Add basic sanitization by removing Unicode control characters, whitespaces from Email Address field

0 Likes

Add basic sanitization by removing Unicode control characters, whitespaces from Email Address field

Today, if a Marketo user is entering email addresses into their system, there is no sanitization of characters that may not be allowed by RFC 6530. While the majority of Unicode is technically valid for an email address, the standard itself notes:


"The local parts of those addresses MAY be made up of any ASCII characters except the control characters that RFC 5321 prohibits, although some of them MUST be quoted as specified there."

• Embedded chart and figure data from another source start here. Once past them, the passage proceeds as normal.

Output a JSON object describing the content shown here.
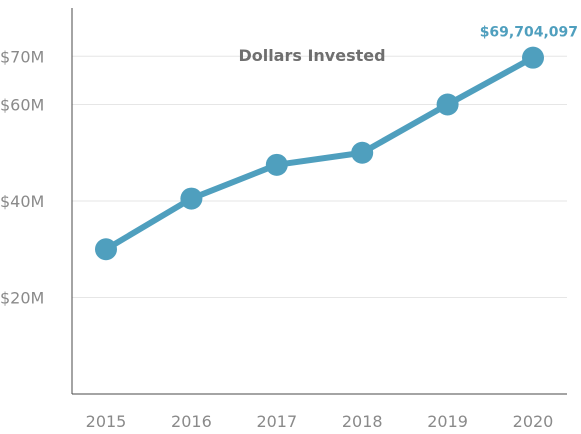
{
  "chart_data": {
    "type": "line",
    "title": "Dollars Invested",
    "xlabel": "",
    "ylabel": "",
    "categories": [
      "2015",
      "2016",
      "2017",
      "2018",
      "2019",
      "2020"
    ],
    "series": [
      {
        "values": [
          30000000,
          40500000,
          47500000,
          50000000,
          60000000,
          69704097
        ]
      }
    ],
    "ylim": [
      0,
      80000000
    ],
    "yticks": [
      {
        "value": 20000000,
        "label": "$20M"
      },
      {
        "value": 40000000,
        "label": "$40M"
      },
      {
        "value": 60000000,
        "label": "$60M"
      },
      {
        "value": 70000000,
        "label": "$70M"
      }
    ],
    "annotations": [
      {
        "category": "2020",
        "text": "$69,704,097"
      }
    ],
    "grid": true,
    "legend": "none",
    "colors": {
      "line": "#4f9fbe",
      "point": "#4f9fbe",
      "grid": "#e6e6e6",
      "axis": "#4a4a4a",
      "tick_text": "#8a8a8a",
      "title_text": "#6f6f6f",
      "annotation_text": "#4f9fbe"
    }
  }
}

If we cross-reference this section of RFC 5321, you'll notice that it explicitly calls out that the specific characters noted are "control characters (US-ASCII 0-31 and 127; inclusive)". Likewise, any form of whitespace is explicitly excluded from the email spec: RFC 5321, Section 4.1.2 defines the syntax for mailbox, local-part, and domain, which excludes whitespace and RFC 5322, Section 3.2.3 details the allowed characters (atext) for atoms and dot-atoms, excluding whitespace.

 

Recently, I was working with a client who had a record's email address formatted as "test@example.com " instead of "test@example.com", which lead to email delivery failures. However, there is no way to query whitespace characters (in this case, Narrow No-Break Space (U+202F)) in Marketo, so there is no way to find and correct this issue.

 

In this case, it makes logical sense to strip all types of whitespace and control characters from the Email Address field. This prevents user error (which is common with email addresses in uploaded lists) and provides a better experience—while never violating any email standards. Could this please be implemented?